Des accusations liées à des contrats de conseil pour Renault
Selon les juges d’instruction, Rachida Dati aurait perçu près de 900 000 euros entre 2010 et 2012, alors qu’elle était eurodéputée et avocate, pour des prestations de conseil réalisées pour RNBV, filiale de Renault-Nissan. Le problème ? Les enquêteurs estiment qu’il n’y aurait pas de trace d’un réel travail effectué. Ils soupçonnent une activité déguisée de lobbying, ce qui est interdit aux élus européens.
Les charges retenues contre la ministre sont lourdes : corruption passive, trafic d’influence et recel d’abus de pouvoir. La convention d’honoraires qu’elle a signée pourrait, selon l’enquête, avoir masqué une influence directe au profit du groupe automobile.
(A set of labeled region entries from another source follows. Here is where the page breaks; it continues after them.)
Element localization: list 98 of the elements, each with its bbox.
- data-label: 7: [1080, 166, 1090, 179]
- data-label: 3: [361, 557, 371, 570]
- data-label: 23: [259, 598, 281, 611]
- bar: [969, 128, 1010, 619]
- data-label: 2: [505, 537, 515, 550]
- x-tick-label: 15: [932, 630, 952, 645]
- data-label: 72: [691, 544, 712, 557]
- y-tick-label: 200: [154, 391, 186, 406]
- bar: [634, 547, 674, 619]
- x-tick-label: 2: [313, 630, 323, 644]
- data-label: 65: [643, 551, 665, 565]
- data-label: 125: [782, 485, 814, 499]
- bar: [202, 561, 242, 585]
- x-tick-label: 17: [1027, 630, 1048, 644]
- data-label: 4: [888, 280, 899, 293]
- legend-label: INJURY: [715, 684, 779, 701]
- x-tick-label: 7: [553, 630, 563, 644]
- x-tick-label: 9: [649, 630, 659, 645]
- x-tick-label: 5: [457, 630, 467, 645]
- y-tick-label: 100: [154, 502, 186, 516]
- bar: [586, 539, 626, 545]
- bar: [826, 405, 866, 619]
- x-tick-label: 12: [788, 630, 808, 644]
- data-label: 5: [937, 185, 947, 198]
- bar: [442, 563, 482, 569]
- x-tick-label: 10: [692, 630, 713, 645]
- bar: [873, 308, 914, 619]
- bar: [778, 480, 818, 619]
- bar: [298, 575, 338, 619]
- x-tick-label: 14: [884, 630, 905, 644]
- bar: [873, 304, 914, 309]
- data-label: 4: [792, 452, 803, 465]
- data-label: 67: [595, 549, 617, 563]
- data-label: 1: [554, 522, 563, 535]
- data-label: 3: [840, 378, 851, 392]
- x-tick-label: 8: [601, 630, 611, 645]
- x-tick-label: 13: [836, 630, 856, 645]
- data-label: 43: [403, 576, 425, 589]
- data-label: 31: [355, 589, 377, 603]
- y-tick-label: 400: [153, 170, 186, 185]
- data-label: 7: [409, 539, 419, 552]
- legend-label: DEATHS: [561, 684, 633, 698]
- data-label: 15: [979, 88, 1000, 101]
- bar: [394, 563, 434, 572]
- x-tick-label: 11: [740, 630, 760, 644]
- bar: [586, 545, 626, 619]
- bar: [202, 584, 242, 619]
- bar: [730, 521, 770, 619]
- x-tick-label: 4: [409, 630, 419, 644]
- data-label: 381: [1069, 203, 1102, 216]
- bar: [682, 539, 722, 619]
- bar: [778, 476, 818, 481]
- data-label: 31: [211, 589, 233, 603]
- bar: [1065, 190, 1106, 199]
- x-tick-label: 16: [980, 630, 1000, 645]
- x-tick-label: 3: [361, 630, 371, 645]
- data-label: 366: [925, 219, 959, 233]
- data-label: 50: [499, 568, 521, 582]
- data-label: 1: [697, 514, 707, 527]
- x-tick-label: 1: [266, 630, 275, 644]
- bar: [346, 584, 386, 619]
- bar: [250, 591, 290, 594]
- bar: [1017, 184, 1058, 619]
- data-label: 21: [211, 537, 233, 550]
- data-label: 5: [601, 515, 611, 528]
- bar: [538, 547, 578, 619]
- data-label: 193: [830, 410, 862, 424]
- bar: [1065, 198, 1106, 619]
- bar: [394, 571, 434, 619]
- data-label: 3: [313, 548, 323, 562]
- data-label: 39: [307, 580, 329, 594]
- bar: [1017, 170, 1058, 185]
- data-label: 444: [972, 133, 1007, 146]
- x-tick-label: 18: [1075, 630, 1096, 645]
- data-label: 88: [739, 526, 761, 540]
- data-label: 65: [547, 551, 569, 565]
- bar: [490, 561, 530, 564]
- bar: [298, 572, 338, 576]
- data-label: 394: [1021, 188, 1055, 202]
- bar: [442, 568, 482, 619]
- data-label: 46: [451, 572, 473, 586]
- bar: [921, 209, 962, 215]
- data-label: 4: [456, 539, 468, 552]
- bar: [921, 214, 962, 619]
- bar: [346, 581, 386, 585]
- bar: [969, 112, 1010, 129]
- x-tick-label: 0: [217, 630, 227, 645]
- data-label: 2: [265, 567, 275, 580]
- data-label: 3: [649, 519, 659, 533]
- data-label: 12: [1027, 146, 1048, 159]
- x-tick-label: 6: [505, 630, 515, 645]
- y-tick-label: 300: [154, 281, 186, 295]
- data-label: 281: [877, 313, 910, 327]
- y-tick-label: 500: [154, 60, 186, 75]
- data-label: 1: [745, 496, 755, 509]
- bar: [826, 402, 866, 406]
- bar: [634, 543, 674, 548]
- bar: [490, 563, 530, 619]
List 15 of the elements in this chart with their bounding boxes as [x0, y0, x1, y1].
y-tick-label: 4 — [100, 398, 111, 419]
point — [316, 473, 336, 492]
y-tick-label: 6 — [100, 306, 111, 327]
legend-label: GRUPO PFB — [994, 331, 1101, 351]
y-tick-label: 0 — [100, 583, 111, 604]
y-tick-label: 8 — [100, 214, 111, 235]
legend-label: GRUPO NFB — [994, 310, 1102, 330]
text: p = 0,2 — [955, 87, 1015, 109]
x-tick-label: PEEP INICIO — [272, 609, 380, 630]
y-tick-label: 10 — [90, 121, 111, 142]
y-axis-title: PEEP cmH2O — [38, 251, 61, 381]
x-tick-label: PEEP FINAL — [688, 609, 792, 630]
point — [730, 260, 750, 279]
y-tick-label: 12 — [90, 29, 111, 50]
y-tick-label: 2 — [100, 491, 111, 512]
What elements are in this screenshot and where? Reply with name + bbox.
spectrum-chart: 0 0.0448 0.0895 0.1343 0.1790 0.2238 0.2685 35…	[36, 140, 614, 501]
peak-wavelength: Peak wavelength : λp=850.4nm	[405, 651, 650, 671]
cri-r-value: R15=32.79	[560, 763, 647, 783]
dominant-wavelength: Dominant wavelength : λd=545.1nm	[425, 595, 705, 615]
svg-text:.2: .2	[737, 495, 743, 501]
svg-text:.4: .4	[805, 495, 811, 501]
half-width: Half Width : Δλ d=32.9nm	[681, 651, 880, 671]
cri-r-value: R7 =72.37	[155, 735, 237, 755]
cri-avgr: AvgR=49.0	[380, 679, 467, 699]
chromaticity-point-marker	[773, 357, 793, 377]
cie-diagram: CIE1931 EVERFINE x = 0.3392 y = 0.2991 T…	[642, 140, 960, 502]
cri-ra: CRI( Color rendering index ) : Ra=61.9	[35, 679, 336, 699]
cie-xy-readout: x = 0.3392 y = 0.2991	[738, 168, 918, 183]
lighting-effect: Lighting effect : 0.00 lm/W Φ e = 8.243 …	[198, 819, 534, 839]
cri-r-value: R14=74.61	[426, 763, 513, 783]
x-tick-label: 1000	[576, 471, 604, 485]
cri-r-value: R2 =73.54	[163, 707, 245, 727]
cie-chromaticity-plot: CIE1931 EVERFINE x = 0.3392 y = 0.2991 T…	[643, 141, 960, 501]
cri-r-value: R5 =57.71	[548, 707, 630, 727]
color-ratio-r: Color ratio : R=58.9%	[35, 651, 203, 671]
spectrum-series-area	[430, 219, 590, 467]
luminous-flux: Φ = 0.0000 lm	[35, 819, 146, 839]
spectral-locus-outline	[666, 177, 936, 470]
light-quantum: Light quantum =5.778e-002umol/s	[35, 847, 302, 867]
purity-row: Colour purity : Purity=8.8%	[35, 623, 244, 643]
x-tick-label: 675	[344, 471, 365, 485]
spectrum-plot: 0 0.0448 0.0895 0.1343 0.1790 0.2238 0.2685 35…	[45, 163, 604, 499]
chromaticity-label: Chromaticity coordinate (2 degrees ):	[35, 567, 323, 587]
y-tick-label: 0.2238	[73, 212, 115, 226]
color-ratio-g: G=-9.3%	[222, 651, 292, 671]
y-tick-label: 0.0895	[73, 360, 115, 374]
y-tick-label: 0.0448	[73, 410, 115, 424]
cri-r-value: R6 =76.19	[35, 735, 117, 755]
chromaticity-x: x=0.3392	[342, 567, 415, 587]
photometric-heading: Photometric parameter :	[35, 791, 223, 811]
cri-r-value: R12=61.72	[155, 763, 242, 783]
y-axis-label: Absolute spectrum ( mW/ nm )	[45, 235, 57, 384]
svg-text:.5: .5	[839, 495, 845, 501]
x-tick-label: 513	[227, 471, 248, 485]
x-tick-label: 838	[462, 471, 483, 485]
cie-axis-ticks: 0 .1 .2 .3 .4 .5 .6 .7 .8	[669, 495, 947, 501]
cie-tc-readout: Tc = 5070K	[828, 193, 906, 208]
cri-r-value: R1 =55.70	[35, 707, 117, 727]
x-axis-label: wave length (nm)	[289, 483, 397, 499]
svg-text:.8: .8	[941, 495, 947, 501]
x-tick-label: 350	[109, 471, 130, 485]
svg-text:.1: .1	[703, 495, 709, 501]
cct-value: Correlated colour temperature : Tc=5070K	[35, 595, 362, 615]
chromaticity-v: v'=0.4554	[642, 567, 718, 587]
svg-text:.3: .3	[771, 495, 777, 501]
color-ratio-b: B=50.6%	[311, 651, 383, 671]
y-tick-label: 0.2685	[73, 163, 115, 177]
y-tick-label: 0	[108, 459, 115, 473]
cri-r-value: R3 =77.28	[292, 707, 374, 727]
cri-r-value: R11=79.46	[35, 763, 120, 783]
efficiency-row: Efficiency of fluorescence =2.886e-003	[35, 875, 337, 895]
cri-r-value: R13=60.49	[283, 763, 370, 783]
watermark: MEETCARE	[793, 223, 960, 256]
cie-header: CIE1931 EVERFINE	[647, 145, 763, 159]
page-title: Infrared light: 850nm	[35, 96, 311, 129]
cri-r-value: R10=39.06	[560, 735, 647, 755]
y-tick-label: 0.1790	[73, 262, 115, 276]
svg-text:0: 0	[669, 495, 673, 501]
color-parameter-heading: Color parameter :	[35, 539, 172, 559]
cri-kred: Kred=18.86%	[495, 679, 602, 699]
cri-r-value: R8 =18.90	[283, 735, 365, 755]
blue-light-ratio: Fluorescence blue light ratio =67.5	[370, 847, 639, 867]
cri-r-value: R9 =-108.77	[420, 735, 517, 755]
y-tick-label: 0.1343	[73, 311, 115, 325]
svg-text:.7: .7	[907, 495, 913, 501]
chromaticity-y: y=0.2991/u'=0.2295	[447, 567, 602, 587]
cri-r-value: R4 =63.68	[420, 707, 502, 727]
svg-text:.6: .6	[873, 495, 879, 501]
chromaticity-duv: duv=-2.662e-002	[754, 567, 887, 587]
Intervenant sur LCI, Rachida Dati a fermement rejeté les accusations portées contre elle. Elle a dénoncé une « procédure judiciaire émaillée d’incidents » et un « manque de respect pour les droits de la défense ».
« Je ne me résignerai pas. Ils essayent de me mettre un genou à terre, mais je ne mettrai pas le second », a-t-elle déclaré à la télévision, brandissant des documents comme preuve de sa bonne foi.
Malgré ce renvoi en correctionnelle, elle reste au gouvernement, selon une source proche de l’Élysée. À ce stade, aucune condamnation n’a été prononcée. Rachida Dati maintient qu’elle est victime d’une instrumentalisation politique à l’approche des municipales.
Carlos Ghosn, toujours au Liban, également renvoyé
L’ancien dirigeant du groupe Renault-Nissan est également visé dans cette affaire. Il est poursuivi pour corruption active, abus de confiance et abus de pouvoir. Depuis sa fuite spectaculaire du Japon en 2019, il réside au Liban et fait l’objet de plusieurs mandats d’arrêt internationaux, ce qui empêche tout retour en France pour le moment.
Renault s’est constitué partie civile dans ce dossier. Le groupe automobile espère que la justice clarifiera les contours des contrats signés sous la direction de Carlos Ghosn.
Une première audience prévue en septembre
Une première étape judiciaire est fixée au 29 septembre 2025. Elle permettra de définir le calendrier du procès, dont la date pourrait être repoussée après les élections municipales de mars 2026. Ce procès pourrait donc se dérouler en plein cœur de la campagne parisienne, où Rachida Dati est pressentie pour se présenter à la mairie.
Une procédure longue et contestée
Depuis le lancement de l’instruction en 2019, Rachida Dati a multiplié les recours pour tenter d’obtenir la prescription ou l’annulation des poursuites. Aucun n’a abouti. En juillet 2021, elle a été mise en examen après un passage sous le statut de témoin assisté. Elle affirme que l’affaire est prescrite et entend faire appel de la décision de renvoi.
Les magistrats ont estimé qu’il existait suffisamment d’éléments pour organiser un procès, malgré les contestations de la défense. Des recours sont toujours en cours, mais ils ne bloquent pas la suite de la procédure.
Un contexte politique sous tension
Depuis sa nomination surprise au ministère de la culture en 2024, Rachida Dati s’est imposée comme une figure médiatique et clivante du gouvernement Bayrou. L’Élysée, de son côté, reste discret mais affirme respecter la présomption d’innocence.
Ce dossier judiciaire pourrait peser lourd dans l’opinion publique, à la veille d’échéances électorales majeures. Le procès, s’il a lieu, mettra face à face deux personnalités très exposées, issues à la fois du monde politique et de l’industrie.
Renault, mis en cause indirectement à travers sa filiale RNBV, devra répondre de ses pratiques de l’époque. L’affaire soulève des interrogations sur le mélange des genres entre politique, conseil et influence, notamment dans le cadre européen.
Pour l’exécutif, maintenir une ministre renvoyée en correctionnelle est un pari risqué. L’affaire rappelle que les lignes entre éthique publique et intérêts privés restent floues, même au sommet de l’État.